AFP , Thursday 8 Mar 2012

Editor of Ettounsia newspaper fined for publishing photo of footballer Sami Khedira with his nude girlfriend, decision sparks censorship row

A court in Tunisia on Thursday fined the director of a newspaper for having published a cover photo of Real Madrid midfielder Sami Khedira embracing his naked girlfriend.

Nassredine Ben Saida, managing editor of the daily Ettounsia, was fined 1,000 dinars (500 euros, $660) for having violated decency laws, court officials said.

It also ordered the destruction of all copies of the 15 February edition in which the photo appeared.

Although Sami Khedira plays for the German national team and has a German mother, his father is Tunisian.

"I am disappointed," Saida told AFP. "I was expecting to be acquitted."

"There was no reason to be punished, we are defending the principle of freedom of the press," he said, adding that he would file an appeal.
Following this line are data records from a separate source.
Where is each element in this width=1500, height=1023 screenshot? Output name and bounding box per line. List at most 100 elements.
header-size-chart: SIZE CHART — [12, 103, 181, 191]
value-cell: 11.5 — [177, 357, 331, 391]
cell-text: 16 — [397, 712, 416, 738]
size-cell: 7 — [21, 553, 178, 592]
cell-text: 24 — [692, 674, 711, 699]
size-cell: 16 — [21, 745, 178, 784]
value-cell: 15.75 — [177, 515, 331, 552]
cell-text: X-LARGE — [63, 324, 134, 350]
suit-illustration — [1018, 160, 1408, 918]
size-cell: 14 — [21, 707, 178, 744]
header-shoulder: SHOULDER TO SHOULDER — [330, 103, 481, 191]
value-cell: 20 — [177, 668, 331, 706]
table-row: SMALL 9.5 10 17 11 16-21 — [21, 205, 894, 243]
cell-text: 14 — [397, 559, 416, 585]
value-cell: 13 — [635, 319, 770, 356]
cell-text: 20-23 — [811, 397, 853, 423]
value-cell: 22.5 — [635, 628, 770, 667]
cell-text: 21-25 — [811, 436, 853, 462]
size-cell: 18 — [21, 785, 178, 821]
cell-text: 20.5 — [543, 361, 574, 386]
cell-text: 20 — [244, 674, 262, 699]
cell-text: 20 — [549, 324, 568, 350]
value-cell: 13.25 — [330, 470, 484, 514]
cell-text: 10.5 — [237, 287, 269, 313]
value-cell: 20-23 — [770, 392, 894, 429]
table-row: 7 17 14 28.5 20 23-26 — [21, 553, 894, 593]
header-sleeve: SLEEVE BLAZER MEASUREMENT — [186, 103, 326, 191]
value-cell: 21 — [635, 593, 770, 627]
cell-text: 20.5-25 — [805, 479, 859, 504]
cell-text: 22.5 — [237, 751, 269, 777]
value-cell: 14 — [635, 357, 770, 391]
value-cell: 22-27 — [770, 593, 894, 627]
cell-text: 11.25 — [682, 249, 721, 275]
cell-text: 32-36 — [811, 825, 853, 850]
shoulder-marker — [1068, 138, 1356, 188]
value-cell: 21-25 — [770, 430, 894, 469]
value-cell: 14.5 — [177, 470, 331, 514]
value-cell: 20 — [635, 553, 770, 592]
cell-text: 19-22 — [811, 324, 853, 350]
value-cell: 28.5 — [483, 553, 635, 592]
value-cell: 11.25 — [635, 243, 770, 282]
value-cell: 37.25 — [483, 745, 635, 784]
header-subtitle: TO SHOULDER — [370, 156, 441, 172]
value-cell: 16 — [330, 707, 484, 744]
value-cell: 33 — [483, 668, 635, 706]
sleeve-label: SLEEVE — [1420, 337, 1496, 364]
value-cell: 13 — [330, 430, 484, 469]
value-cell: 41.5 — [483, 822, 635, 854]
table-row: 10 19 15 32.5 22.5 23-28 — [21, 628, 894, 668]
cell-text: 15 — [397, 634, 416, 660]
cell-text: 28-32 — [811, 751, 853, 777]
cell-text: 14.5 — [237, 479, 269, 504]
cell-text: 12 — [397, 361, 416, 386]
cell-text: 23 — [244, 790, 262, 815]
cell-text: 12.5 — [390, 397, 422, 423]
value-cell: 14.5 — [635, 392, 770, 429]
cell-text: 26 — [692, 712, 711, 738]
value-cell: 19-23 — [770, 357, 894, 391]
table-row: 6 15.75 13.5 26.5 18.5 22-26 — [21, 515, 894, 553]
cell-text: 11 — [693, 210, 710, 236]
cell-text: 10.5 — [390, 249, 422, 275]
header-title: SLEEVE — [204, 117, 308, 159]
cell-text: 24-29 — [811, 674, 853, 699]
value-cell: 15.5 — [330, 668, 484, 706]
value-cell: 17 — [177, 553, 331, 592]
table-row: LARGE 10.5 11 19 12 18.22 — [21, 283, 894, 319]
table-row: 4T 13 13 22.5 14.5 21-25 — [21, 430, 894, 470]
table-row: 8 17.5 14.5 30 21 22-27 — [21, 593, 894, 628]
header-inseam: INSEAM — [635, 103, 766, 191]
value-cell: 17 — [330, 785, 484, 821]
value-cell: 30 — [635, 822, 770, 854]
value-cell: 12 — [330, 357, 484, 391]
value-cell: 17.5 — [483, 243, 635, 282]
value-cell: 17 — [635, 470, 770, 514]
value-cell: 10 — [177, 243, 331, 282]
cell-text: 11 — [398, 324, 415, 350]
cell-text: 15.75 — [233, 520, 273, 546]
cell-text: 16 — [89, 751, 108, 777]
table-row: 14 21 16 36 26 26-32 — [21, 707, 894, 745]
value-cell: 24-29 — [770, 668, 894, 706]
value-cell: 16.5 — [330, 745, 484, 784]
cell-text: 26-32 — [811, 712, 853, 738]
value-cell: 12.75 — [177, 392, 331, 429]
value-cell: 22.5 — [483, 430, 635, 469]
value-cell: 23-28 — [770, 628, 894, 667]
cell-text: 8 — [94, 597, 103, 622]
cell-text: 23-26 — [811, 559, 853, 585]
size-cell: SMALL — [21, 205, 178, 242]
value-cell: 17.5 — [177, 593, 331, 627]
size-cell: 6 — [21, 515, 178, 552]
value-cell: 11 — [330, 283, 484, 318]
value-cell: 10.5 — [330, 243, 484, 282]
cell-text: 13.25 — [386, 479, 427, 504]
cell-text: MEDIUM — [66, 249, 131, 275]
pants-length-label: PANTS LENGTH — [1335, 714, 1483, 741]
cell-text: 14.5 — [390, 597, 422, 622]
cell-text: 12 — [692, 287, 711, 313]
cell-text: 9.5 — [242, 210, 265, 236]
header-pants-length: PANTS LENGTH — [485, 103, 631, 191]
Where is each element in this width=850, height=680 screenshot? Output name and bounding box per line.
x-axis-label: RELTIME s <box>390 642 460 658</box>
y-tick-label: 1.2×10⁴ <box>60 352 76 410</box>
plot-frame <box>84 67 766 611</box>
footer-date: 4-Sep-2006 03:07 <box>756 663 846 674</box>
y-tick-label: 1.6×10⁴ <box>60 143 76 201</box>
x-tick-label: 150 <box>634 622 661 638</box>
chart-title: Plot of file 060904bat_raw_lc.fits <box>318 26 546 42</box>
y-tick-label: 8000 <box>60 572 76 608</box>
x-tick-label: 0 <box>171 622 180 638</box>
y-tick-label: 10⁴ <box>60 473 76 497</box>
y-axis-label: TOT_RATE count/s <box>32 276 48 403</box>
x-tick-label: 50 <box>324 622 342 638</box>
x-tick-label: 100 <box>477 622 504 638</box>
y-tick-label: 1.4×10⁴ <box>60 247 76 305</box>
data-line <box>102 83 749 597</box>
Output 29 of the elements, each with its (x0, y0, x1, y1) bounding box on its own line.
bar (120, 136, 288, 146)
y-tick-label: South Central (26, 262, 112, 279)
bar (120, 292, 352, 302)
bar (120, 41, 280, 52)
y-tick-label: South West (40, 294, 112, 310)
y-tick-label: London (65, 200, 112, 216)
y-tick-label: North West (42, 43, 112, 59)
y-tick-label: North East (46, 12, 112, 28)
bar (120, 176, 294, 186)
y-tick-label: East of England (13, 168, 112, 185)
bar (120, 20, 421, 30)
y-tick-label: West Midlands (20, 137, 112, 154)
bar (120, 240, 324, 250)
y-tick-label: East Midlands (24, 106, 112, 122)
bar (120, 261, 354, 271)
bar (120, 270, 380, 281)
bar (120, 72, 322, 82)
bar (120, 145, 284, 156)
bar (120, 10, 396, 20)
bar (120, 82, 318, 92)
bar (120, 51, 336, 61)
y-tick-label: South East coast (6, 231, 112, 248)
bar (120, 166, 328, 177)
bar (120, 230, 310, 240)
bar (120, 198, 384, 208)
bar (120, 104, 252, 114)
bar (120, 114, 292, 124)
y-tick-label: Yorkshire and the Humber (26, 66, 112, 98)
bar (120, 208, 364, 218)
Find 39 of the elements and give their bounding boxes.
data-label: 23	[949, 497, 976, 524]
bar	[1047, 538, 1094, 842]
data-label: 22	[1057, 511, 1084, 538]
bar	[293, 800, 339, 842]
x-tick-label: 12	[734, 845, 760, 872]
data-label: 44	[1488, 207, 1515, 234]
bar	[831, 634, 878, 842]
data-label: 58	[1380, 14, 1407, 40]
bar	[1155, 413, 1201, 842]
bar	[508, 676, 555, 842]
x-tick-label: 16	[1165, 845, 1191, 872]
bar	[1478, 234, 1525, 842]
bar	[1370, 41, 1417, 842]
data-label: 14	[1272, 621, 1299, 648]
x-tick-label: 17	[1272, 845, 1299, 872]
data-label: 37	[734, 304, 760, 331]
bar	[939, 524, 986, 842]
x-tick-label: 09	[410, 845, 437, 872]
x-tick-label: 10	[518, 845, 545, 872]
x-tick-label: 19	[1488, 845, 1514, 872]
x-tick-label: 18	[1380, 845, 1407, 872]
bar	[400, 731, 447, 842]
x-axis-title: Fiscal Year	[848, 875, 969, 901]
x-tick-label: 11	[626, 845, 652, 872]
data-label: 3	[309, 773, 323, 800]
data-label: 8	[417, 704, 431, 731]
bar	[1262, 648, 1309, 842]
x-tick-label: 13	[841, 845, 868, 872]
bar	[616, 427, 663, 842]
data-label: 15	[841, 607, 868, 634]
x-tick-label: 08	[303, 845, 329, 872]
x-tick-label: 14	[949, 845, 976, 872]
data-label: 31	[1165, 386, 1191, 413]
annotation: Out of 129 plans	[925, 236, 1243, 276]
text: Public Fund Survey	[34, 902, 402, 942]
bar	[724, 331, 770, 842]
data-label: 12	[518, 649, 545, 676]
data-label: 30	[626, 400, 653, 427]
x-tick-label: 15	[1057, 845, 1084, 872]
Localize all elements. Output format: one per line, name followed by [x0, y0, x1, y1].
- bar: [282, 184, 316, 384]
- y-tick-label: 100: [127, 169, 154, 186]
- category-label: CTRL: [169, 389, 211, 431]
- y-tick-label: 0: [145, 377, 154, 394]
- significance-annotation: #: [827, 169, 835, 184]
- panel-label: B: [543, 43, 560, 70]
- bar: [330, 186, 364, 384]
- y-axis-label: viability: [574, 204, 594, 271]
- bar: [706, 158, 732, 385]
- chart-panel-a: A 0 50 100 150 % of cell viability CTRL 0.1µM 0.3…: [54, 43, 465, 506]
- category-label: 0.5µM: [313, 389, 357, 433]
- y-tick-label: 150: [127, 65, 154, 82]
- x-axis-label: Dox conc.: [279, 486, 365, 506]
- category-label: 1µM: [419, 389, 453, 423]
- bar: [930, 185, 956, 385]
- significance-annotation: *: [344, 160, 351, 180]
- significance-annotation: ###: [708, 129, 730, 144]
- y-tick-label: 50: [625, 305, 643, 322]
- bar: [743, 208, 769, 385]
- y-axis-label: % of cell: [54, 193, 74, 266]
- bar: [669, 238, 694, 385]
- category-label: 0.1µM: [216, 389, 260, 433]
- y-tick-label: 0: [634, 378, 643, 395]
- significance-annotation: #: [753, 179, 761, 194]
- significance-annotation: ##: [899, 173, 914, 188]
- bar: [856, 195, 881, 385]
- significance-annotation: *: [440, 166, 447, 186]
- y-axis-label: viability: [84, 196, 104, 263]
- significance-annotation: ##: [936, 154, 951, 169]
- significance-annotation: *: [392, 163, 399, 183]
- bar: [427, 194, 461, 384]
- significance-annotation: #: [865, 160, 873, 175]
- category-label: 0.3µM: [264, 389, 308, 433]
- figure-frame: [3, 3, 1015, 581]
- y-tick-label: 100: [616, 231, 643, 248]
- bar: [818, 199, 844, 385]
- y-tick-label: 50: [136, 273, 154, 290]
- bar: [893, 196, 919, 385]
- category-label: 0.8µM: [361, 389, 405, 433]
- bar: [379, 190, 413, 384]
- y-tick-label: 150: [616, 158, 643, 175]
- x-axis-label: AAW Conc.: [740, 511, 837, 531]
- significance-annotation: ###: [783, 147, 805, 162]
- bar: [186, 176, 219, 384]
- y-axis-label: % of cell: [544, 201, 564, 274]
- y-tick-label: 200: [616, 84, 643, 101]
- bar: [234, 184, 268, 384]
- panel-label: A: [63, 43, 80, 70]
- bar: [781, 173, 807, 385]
Patrick Kamenka, who attended the trial on behalf of the International Federation of Journalists (IFJ), condemned the fine.

"This conviction is nothing other than a form of unacceptable censorship against a paper and its journalists," said Kamenka.

"It's a serious blow to the freedom of the press and news in the wake of the Arab spring—and all that fuss for a photo!" he added.

The arrest of Saida and three of his journalists in February—and the detention for eight days of Saida—sparked an angry response from Tunisian journalists and their unions.

Several journalists attended the first court hearing to express support for their colleague.

It was the first time a journalist had been detained since the fall in January 2011 of the repressive regime of Zine El Abidine Ben Eli. Saida's colleagues were released but copies of the paper were seized.

Paris-based media rights watchdog Journalists Without Borders called for the charges against him to be dropped.

But Justice Minister Nourredine Bhiri last month defended the arrest and told journalists to stop harassing magistrates.

"No one is above the law in Tunisia, where the rule of law prevails since the revolution of 14 January" last year, the minister said.

Khedira himself expressed his concern at the affair, in comments to German daily Bild last month.

"I respect the different religions that exist and also the faith that people have, but I cannot understand that people cannot express themselves freely," he said.

The photos of Khedira and his model girlfriend Lena Gercke were originally run by GQ magazine.

The case has exacerbated growing tensions between the government and the country's journalists.

Earlier this month, the president of the National Tunisian Journalists Union (SNJT) accused Tunisia's fledgling government of harassing his members.

"Members of the government and National Constituent Assembly are attacking journalists in order to intimidate them and devalue their work, and also to shut them up and repress them," Nejiba Hamrouni told AFP.

He was speaking a week after security agents roughed up reporters during a 25 February demonstration by the country's main trade union.